Studies have confirmed that overly positive self-enhancements can lead to a myriad of issues, such as sliding self-esteem and well-being, and won’t translate into improved performance, which one can expect from someone who has firm beliefs in themselves.

In his book— “The Optimistic Child”—Prof. Martin Seligman (considered the “father of positive psychology”) argues that praising children with the purpose of making them just “feel good” about themselves can lead to depression as children can perceive insincerity and unauthentic acclaim.

“In order for your child to experience mastery, it is necessary for him to fail, to feel bad, and try again repeatedly until success occurs. None of these steps can be circumvented. Failure and feeling bad are necessary building blocks for ultimate success and feeling good.”

Simply put—kudos can be counter-productive.

What to do instead:

An avalanche of recent research suggests that trying to live in a perpetual California-state-of-mind is not going to help you feel the warmth and calm you seek. At least not for long.

Attempting to tuck your foibles under the shiny armour you want to project to the world is also not a way to build self-belief. Because in the end it all comes down to this—how well can you sell to yourself your “I’m-great-and-worthy” story?

And if deep down you don’t quite accept your self-preachings, you are on a wild-goose chase.

But not all is lost to Never-land.

Here is some help:

*A piece in the Scientific American a while ago provides evidence that, indeed, positive thinking can be a negative thing. There is a difference, the article warns, between a “realistic optimism” state, where you hope for the best but are still prepared to accept an unhappy ending, and an “unrealistic optimism” –which is plainly self-delusions.

The problem with positive thinking is that if it doesn’t give you the results you want, you may end up blaming yourself for not doing it properly and ultimately—failing yourself.

So, sometimes, looking at the glass half-empty may be the more sustainable way of being.

*Self-acceptance is another hyped concept of recent years, but it does a better job at enhancing your self-esteem than positive affirmations. In one of my previous posts, I wrote about the right way to self-accept.

Rather than trying to convince yourself of things you don’t quite believe in (the positive affirmations), accept that you are not perfect. But you shouldn’t go that far as to beat yourself up about how stupid and useless you are—such dialog from the other side of the spectrum is also no good.

Try to acknowledge that darkness does exist—that’s all. Bad things happen and will continue to happen; you may not always have your happily-ever-after; or be liked by everyone. It’s called life.

*According to Prof. Seligman, the best way to feel better about yourself is to change your explanatory style—that is, how you explain to yourself the events that happen to you. If you characterise adversity as temporary, specific to an event (rather than occurring all the time) and external (not over-blaming yourself for failures), you can be quite successful in believably selling this story to yourself.

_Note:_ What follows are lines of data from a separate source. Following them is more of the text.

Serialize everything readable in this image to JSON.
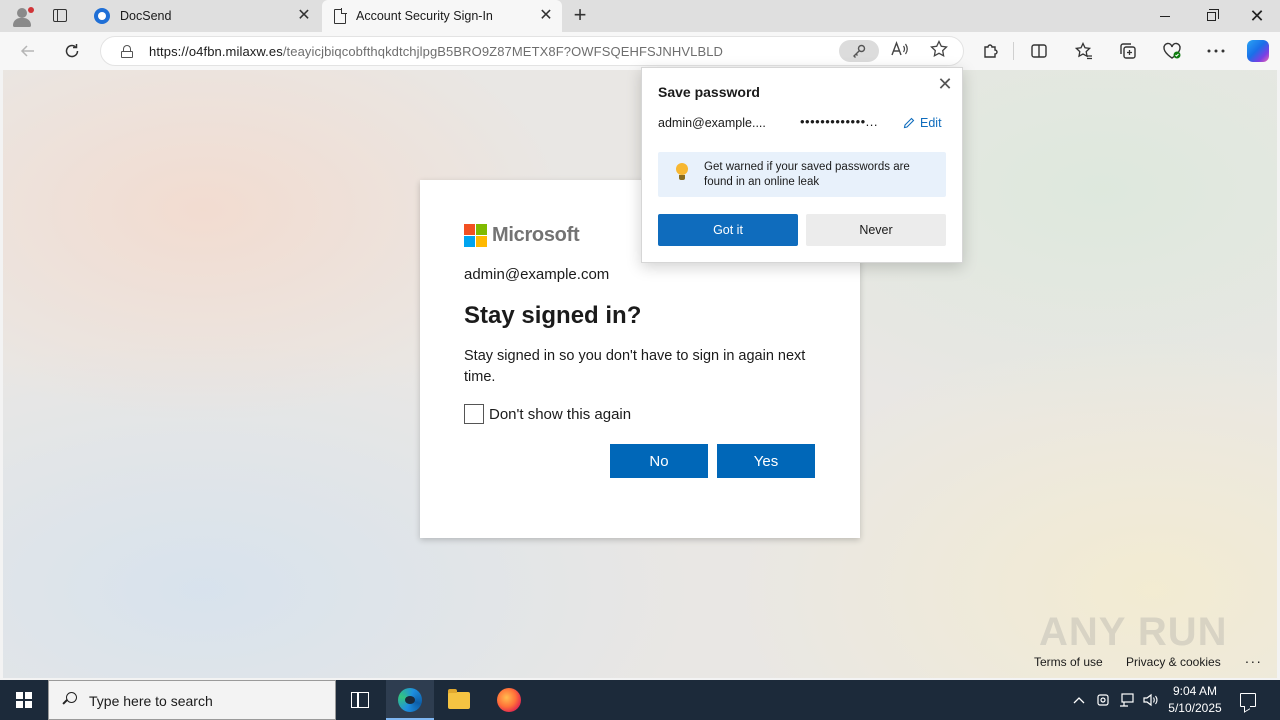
{
  "browser": {
    "tabs": [
      {
        "title": "DocSend",
        "icon": "docsend-favicon"
      },
      {
        "title": "Account Security Sign-In",
        "icon": "page-favicon",
        "active": true
      }
    ],
    "url_host": "https://o4fbn.milaxw.es",
    "url_path": "/teayicjbiqcobfthqkdtchjlpgB5BRO9Z87METX8F?OWFSQEHFSJNHVLBLD",
    "tab_close_glyph": "✕",
    "new_tab_glyph": "+",
    "window_close_glyph": "✕"
  },
  "signin": {
    "brand": "Microsoft",
    "email": "admin@example.com",
    "title": "Stay signed in?",
    "description": "Stay signed in so you don't have to sign in again next time.",
    "checkbox_label": "Don't show this again",
    "no_label": "No",
    "yes_label": "Yes"
  },
  "footer": {
    "terms": "Terms of use",
    "privacy": "Privacy & cookies",
    "more": "...",
    "watermark": "ANY RUN"
  },
  "password_popup": {
    "title": "Save password",
    "username": "admin@example....",
    "password_mask": "•••••••••••••...",
    "edit_label": "Edit",
    "tip": "Get warned if your saved passwords are found in an online leak",
    "got_it_label": "Got it",
    "never_label": "Never",
    "close_glyph": "✕"
  },
  "taskbar": {
    "search_placeholder": "Type here to search",
    "time": "9:04 AM",
    "date": "5/10/2025"
  },
  "colors": {
    "microsoft_blue": "#0067b8",
    "edge_blue": "#0f6cbd",
    "taskbar": "#1c2a3a"
  }
}
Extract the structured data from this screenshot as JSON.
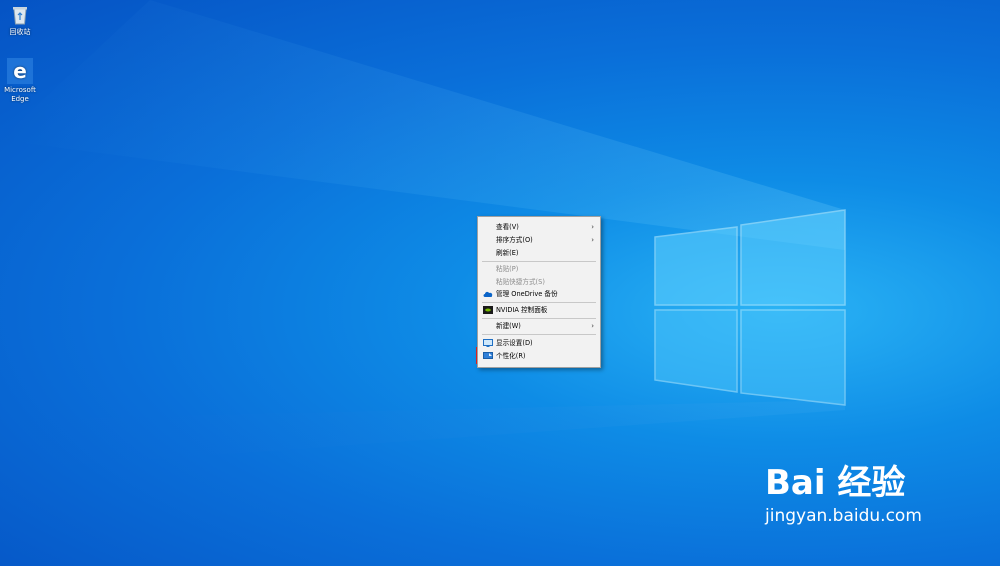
{
  "desktop": {
    "icons": [
      {
        "label": "回收站",
        "icon": "recycle-bin-icon"
      },
      {
        "label": "Microsoft\nEdge",
        "icon": "edge-icon"
      }
    ]
  },
  "context_menu": {
    "items": [
      {
        "label": "查看(V)",
        "submenu": true
      },
      {
        "label": "排序方式(O)",
        "submenu": true
      },
      {
        "label": "刷新(E)"
      },
      {
        "label": "粘贴(P)",
        "disabled": true
      },
      {
        "label": "粘贴快捷方式(S)",
        "disabled": true
      },
      {
        "label": "管理 OneDrive 备份",
        "icon": "onedrive-icon"
      },
      {
        "label": "NVIDIA 控制面板",
        "icon": "nvidia-icon"
      },
      {
        "label": "新建(W)",
        "submenu": true
      },
      {
        "label": "显示设置(D)",
        "icon": "display-icon"
      },
      {
        "label": "个性化(R)",
        "icon": "personalize-icon",
        "highlighted": true
      }
    ],
    "arrow_glyph": "›"
  },
  "watermark": {
    "brand": "Bai 经验",
    "url": "jingyan.baidu.com"
  },
  "colors": {
    "highlight_border": "#e3231f",
    "desktop_blue": "#0a6fd9"
  }
}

In the end, positive affirmations are a seductive idea—repeat 100 times a day you are great and voila—you suddenly are. Nothing short of pure magic!

But as studies evidence, overly positive affirmations are not the gift that keeps on giving. They don’t really advance the dreamy notion that you can develop self-esteem and acceptance by merely chanting yourself into oblivion.

A more elegant and less taxing solution is to simply face the music—that you are work-in-progress, but you will find a way to get “there”—wherever “there” is for you.

Now you just need to draft a plan and follow through.

It’s less a magical route but it actually works.